Conroy Gold to begin drill programme in earnest
Ireland and Finland-focussed exploration and development company Conroy Gold and Natural Resources announced on Wednesday that its 2019 drill programme would begin shortly on the 65 kilometre gold trend that it had discovered in the Longford-Down Massif in Ireland.
The AIM-traded firm said that at Clontibret it had a JORC resource of 517,000 ounces of gold, and in the overall Clontibret, Clay Lake, Glenish area, it had an estimated exploration target of a further 8.8 million ounces of gold.

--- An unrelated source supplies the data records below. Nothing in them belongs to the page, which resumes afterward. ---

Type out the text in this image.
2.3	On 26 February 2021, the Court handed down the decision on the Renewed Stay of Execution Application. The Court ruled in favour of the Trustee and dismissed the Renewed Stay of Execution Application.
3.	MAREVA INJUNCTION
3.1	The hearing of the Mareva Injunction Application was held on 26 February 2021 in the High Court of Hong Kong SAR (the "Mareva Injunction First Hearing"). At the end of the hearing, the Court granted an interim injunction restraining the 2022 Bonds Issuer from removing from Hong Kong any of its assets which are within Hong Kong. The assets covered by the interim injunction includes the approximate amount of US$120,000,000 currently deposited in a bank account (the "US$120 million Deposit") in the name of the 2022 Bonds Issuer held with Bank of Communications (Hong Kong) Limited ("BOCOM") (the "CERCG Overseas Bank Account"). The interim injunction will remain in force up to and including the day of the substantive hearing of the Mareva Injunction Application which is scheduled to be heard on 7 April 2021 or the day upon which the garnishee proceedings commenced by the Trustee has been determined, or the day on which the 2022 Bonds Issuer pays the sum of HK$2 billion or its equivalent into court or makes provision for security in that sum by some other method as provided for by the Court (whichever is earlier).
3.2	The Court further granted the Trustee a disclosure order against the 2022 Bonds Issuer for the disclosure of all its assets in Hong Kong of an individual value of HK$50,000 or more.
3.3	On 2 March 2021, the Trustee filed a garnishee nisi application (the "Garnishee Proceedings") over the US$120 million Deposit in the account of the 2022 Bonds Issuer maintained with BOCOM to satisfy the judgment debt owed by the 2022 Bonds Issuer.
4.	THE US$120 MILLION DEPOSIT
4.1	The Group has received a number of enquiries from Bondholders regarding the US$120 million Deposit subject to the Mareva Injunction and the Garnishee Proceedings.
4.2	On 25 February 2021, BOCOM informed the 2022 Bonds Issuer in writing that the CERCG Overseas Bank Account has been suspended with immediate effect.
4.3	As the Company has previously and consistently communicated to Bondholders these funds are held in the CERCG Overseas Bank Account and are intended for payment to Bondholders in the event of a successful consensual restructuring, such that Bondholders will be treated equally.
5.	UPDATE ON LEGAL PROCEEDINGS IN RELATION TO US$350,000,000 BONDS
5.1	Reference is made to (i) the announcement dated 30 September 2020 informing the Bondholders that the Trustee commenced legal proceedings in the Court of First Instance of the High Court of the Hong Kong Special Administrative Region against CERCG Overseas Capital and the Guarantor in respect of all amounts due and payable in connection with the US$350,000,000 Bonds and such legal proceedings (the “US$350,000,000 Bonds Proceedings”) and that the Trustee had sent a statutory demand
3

It explained that the 2019 drill programme would initially focus on the South Western, or ‘Slieve Glah’, area of the gold trend, approximately 40 kilometres southwest of Clontibret.
That was both to follow up on “encouraging” deep overburden and trenching results, and to fulfil work commitments on the relevant licences.
At Slieve Glah, it said the Orlock Bridge Fault - a major geological structure along which the gold trend lay - underwent a “significant” strike swing.
Such strike swings could act as focal points for mineralisation, the board claimed, with gold-in-soil geochemistry suggesting that there were a series of large gold targets.
Slieve Glah was regarded by Conroy Gold as a “large and very promising” target area, which added further to the prospectivity of its 700 square kilometre licence area.
“Following on from the excellent results of the 2018 drilling programme, I look forward to the new 2019 drill programme,” said chairman Richard Conroy.